PS About fifteen or so years ago, my girlfriend and I were house guests of a very wealthy man and his family. He was not only extremely wealthy, but he was a survivalist. He and his family owned a mountain top mansion in Oregon.
Unbelievable compound/estate home. He had a helicopter and heliport on the property. He had a collection of vintage Corvettes in a huge garage. All sorts of live in help. I think he owned the whole mountain, because his was the only house on it, with a single private road going up the mountain to his compound on the top plateau. Electronic security gate at the bottom.
Believe me, I know it sounds like I'm writing fiction, but I'm not embellishing. This guy happened to go to the same Church as my girlfriend at the time.

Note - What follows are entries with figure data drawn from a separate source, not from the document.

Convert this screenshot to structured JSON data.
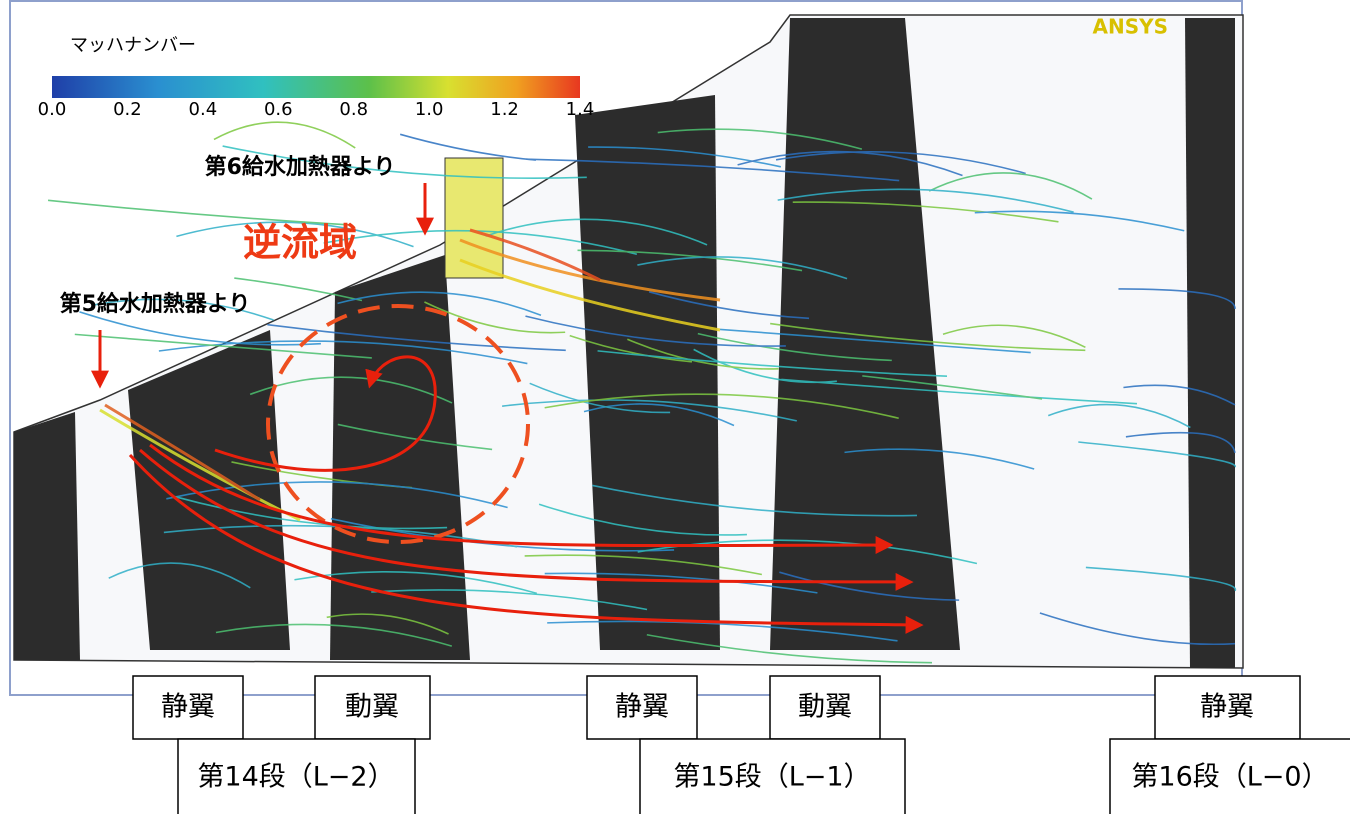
{
  "legend": {
    "title": "マッハナンバー",
    "ticks": [
      "0.0",
      "0.2",
      "0.4",
      "0.6",
      "0.8",
      "1.0",
      "1.2",
      "1.4"
    ]
  },
  "logo": "ANSYS",
  "annotations": {
    "heater6": "第6給水加熱器より",
    "heater5": "第5給水加熱器より",
    "reverse_flow": "逆流域"
  },
  "blades": [
    "静翼",
    "動翼",
    "静翼",
    "動翼",
    "静翼"
  ],
  "stages": [
    "第14段（L−2）",
    "第15段（L−1）",
    "第16段（L−0）"
  ]
}
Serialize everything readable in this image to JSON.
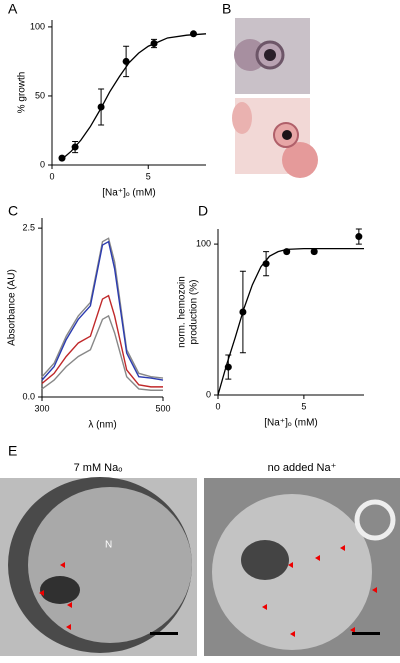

Anyway, we go into his home and we're talking about guns, and tactical carbines. He goes over to a wall and flips a switch. A panel in the wall slides open and there's a row of ten or fifteen AR-180s. Then we went down to the basement level where he had a bomb shelter/safe room. More guns, cases of ammo, box after box (fifteen or twenty) of brand new Beretta 92s. Food, water, etc..
Relating the story, I know it sounds like a fourteen year old kid made it all up, but I can't help it. It's the God's honest truth, with details as accurate as I can remember. That was one weird experience. Pretty cool, though. I'll never forget the sight of all those AR-180s lined up in a hidden wall compartment.